The book is mostly set in Ithaca, N.Y., and Lincoln, Neb. Are these places you know well? Did you visit them as part of your research?

They're places that are useful to me because of the fact that I've been there but I haven't spent enough time to get to know them very well so I can just kind of "make them up." I wasn't overwhelmed by the details of reality. I think it would have messed me up if I'd gone back to them for the novel.

Do you ever write about places where you're currently living or is it always about places that are in your past?

I'm trying to do it right now and I've had to come up with a trick to manage it. I can't really write about the place where I'm living. I'm overwhelmed by it. I feel this weird responsibility to verisimilitude. When I lived in New Orleans, I couldn't write about it. From a distance I can sort things out and make them fit into the imaginative narrative. My first book about New Orleans, Yellow Jack, I wrote when I was living in Boulder, Co. My second novel, My Bright Midnight about New Orleans, I started in Georgia and finished in Nebraska the summer I was out there. This last book I wrote here in Georgia and never does anyone come to Georgia in it.

You grew up in the North, but currently you live in and write a lot about the South. There are lots of famous examples of writers who do the reverse — who grow up in the South and make their way North — but there aren't many writers who have followed your path.

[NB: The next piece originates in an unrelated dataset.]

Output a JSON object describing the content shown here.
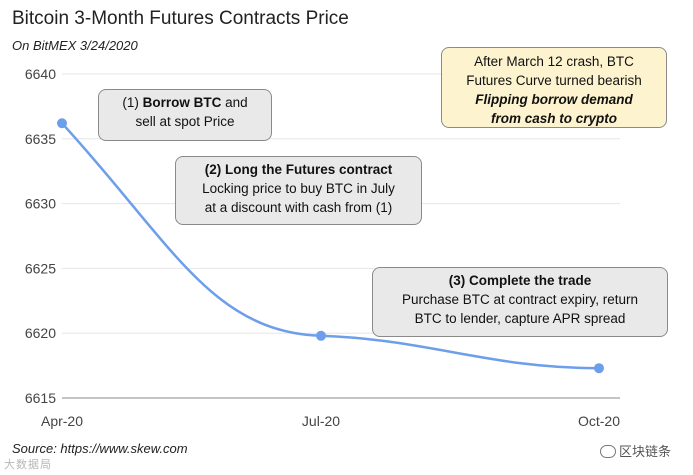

I grew up in Illinois and Maryland. My wife is a native Southerner. She was born in Virginia and spent a lot of time in Alabama and Louisiana growing up. She refers to me as a carpetbagger. I like it. At one point I proposed to a poet that I know that we edit something called "The Anthology of Carpetbagger Lit." I was trying to claim it was a genre, but it would have been a very short anthology. I think one of the reasons the South has always appealed to me is that it has a literary tradition it's fiercely proud of. It is nice there's a lot of pride, and it's a pride that extends beyond writers and highbrow readers. It makes it a great place to live and to work.